More to come when the PCBs for the balancer circuit arrives and wiring commences.


       25 Feb 2016

More work.

A protective cover for the battery gauge.

The acrylic piece is marked where it will show through the case.

It is then milled to size.

A little small but useable.

Holes are partly drilled on the other side so the PCB can sit flat and the SMD LEDs shall reside in the holes.

And here it is.

The acrylic piece also serves to insulate the PCB from the metal case.

LED shines through just fine.

Now for the power electronics.

A blank PCB is marked and cut. The table saw is set very shallow to electrically separate the copper foils.

The copper side is cleaned using a dremel.

Power fets and diode wired up. Two IRF3205s are wired in parallel to control the PV input. These are wired in parallel for thermal considerations rather then current handling as these will run in linear mode. The diode (18TQ045) is a blocking diode for the PV input. An IRF1305 is used for output switching.

Wired in for testing.

The PCBs arrived!

Here is a simple balancer module. Just use one per parallel cell bank so I would need three since this is a 3S pack.

I populated six for spares.

The three are snapped off, wired in series then tested.

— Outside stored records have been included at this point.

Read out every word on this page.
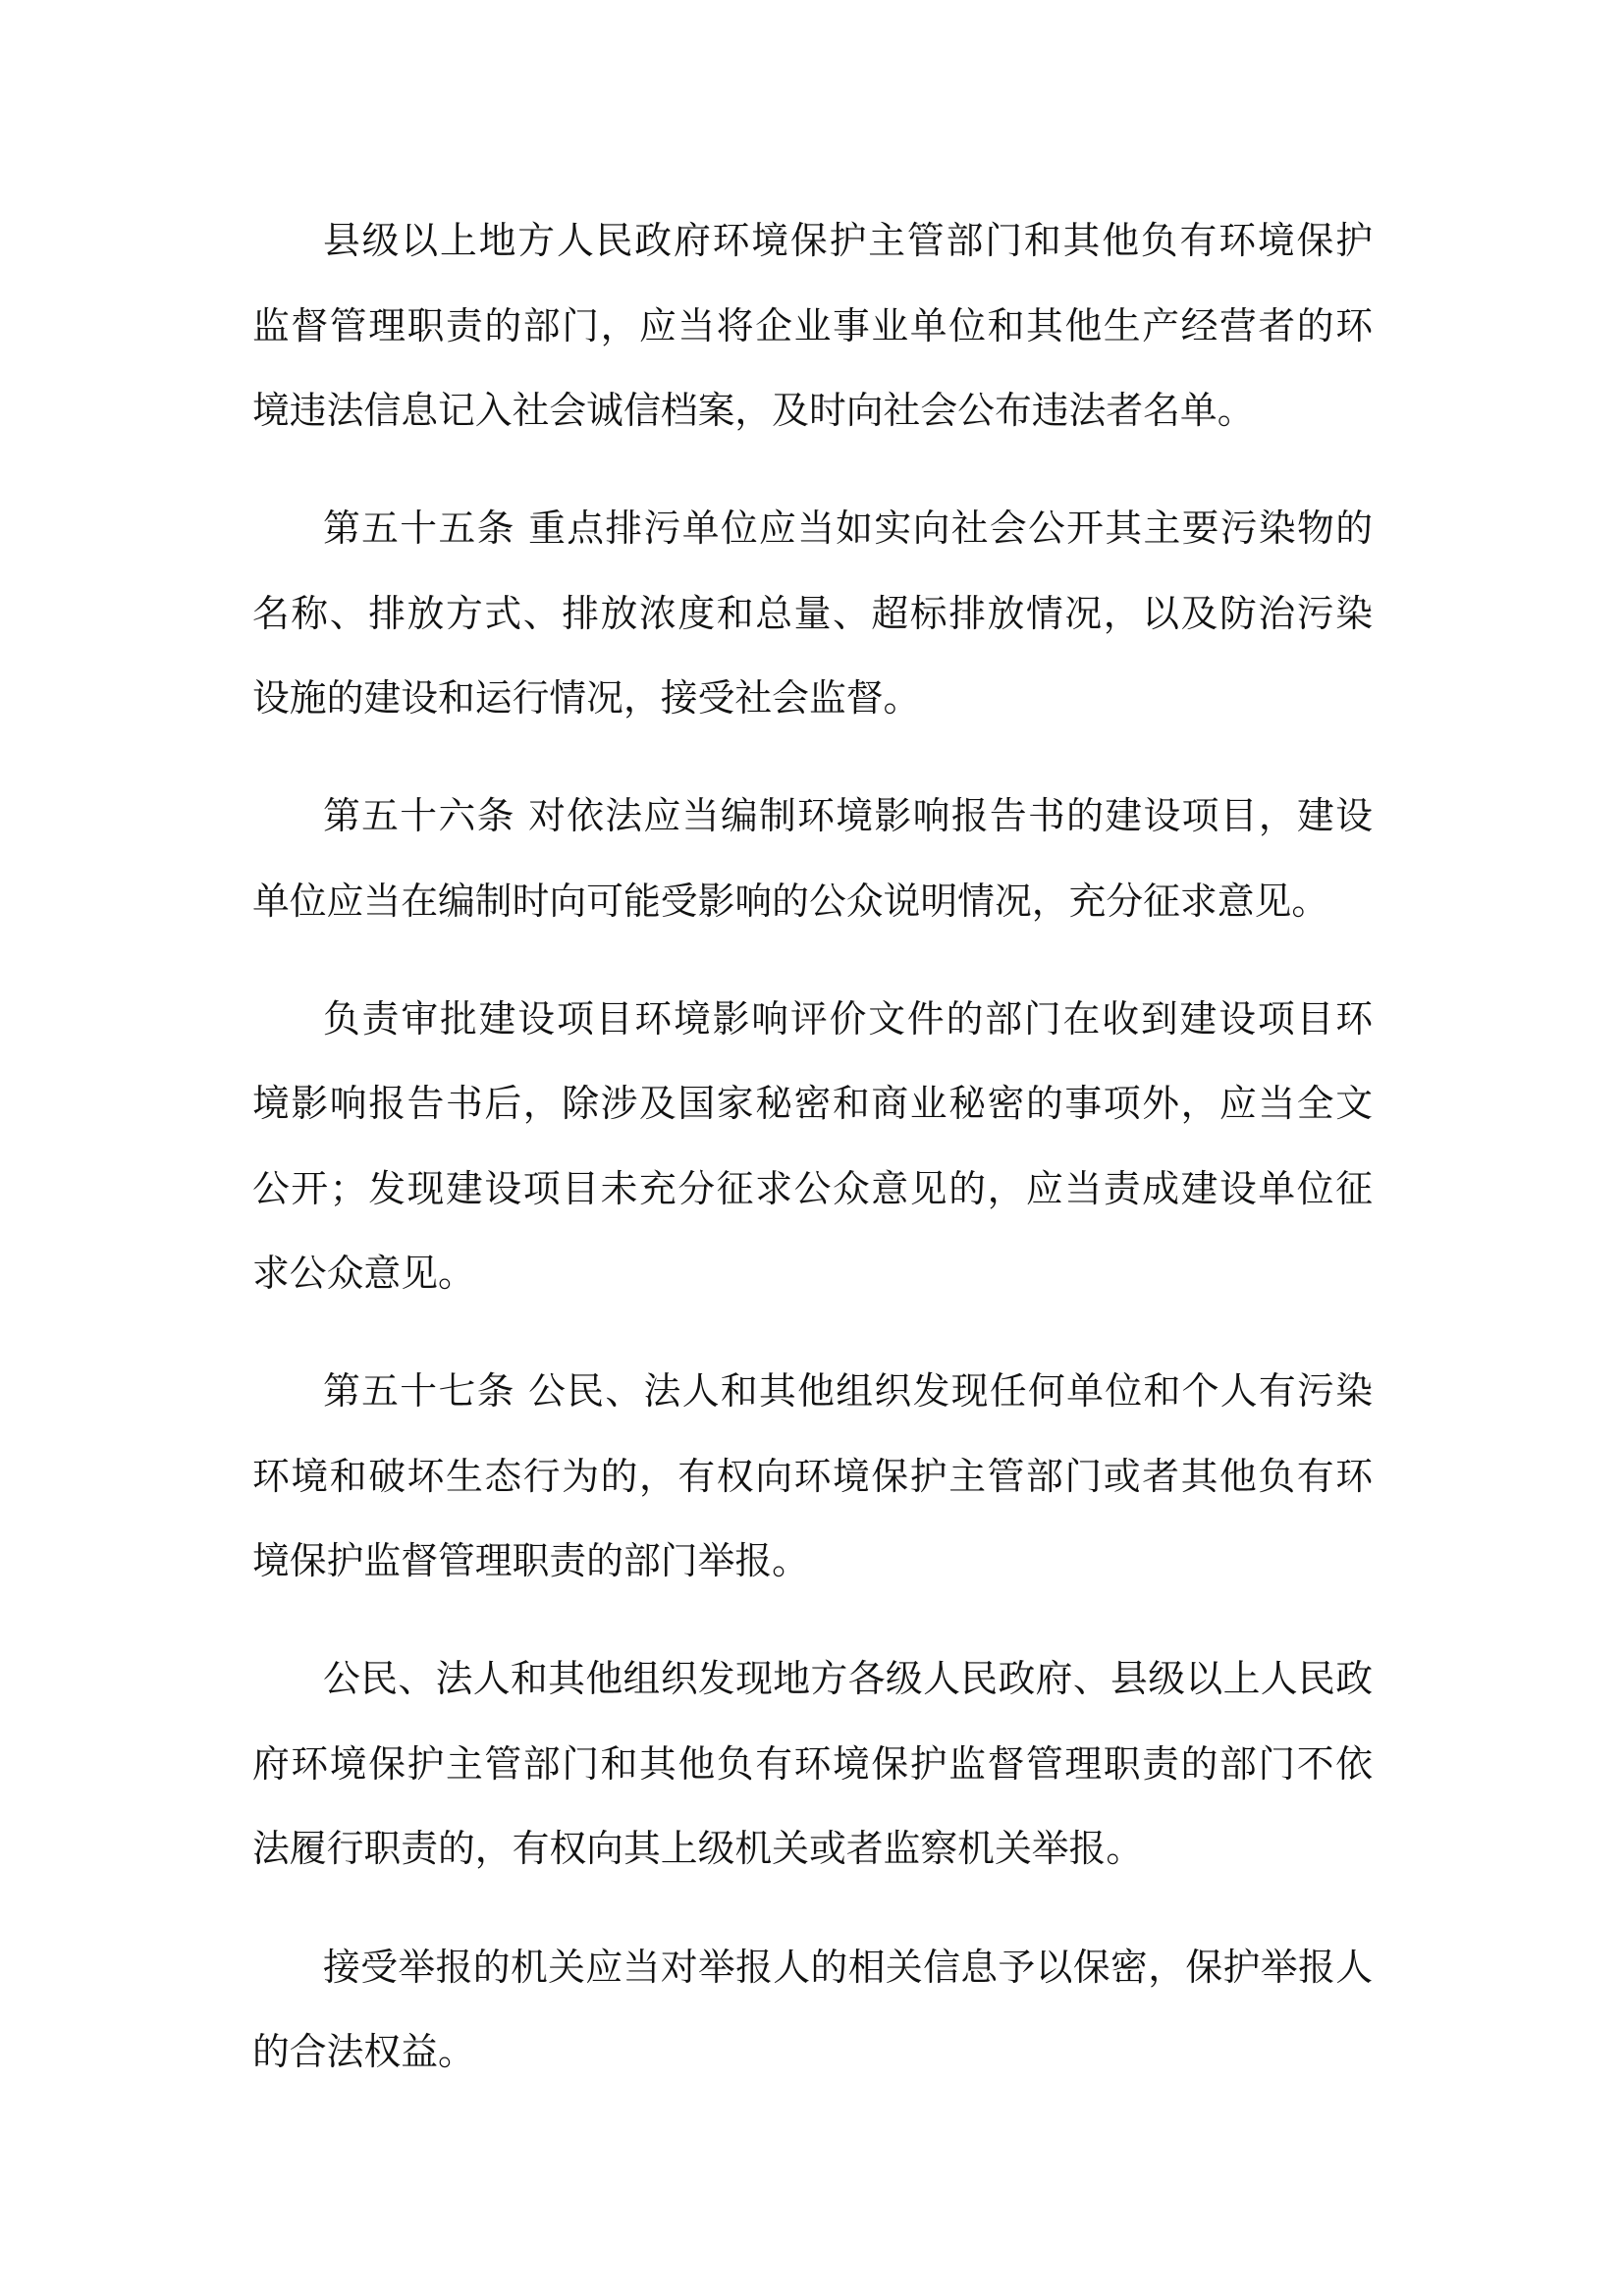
县级以上地方人民政府环境保护主管部门和其他负有环境保护
监督管理职责的部门，应当将企业事业单位和其他生产经营者的环
境违法信息记入社会诚信档案，及时向社会公布违法者名单。
第五十五条 重点排污单位应当如实向社会公开其主要污染物的
名称、排放方式、排放浓度和总量、超标排放情况，以及防治污染
设施的建设和运行情况，接受社会监督。
第五十六条 对依法应当编制环境影响报告书的建设项目，建设
单位应当在编制时向可能受影响的公众说明情况，充分征求意见。
负责审批建设项目环境影响评价文件的部门在收到建设项目环
境影响报告书后，除涉及国家秘密和商业秘密的事项外，应当全文
公开；发现建设项目未充分征求公众意见的，应当责成建设单位征
求公众意见。
第五十七条 公民、法人和其他组织发现任何单位和个人有污染
环境和破坏生态行为的，有权向环境保护主管部门或者其他负有环
境保护监督管理职责的部门举报。
公民、法人和其他组织发现地方各级人民政府、县级以上人民政
府环境保护主管部门和其他负有环境保护监督管理职责的部门不依
法履行职责的，有权向其上级机关或者监察机关举报。
接受举报的机关应当对举报人的相关信息予以保密，保护举报人
的合法权益。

Each cell is set to 4.15V max to prolong its cycle life as when full, it will be kept charging via the PV until the sun goes down. This balancer circuit is the dumb kind each are based on a TL431 somewhat similar to the balancer in the discrete charger somewhere in this site.

There is not much space in the battery compartment so I had to mount it in the other chamber.

The outputs are also wired in.

Used my bench supply in CC mode to charge the pack until the balancers kick in.

I also added a stainless steel handle.

It is mounted using blocks of machined polycarbonate.

Two cells are now voltage limiting.

It has been years since I used this hot wire acrylic bender.

The cover is now made to protect the balancer circuit.

Now it is safe.

Almost complete!

The outer side.

All that is left is overload/overdischarge protection for the battery pack. It is already useable in this state.


       26 Jul 2017

After a year or so of daily operation, this cheap DC-DC converter failed. Suddenly there is no more output.

Couldn't resist breaking it apart to see what is inside. It uses an MP1484EN all in one synchronous buck regulator IC and some passives around it. Output filtering is a cheap 10V 220uF electrolytic.

I have had a bunch of these modules made before but never put any to use. Now to put one in, this is a synchronous step down buck capable of up to 5A with the right components but this one is only set to 3A max due to parts availability in my inventory. It is very efficient and idle draw of the entire circuit is only 10mA.

I have also put in a BMS on the pack a while ago but never gotten around to posting it.


       13 Aug 2017

After more than a year of use, the old batteries are degrading and would not balance charge. There are cells that have high self discharge and get a little warm so I opted to make a new pack.

I did not have enough 18650 cells to make a new one but I do have some Lipo cells from tablets.

It has a smaller capacity but still decent at 144Wh total. I cut the connections off and moved the connectors and BMS to the new pack.

BMS is rated at 8A

Each cell is 16Wh so we have 144Wh total, still decent amount of emergency storage.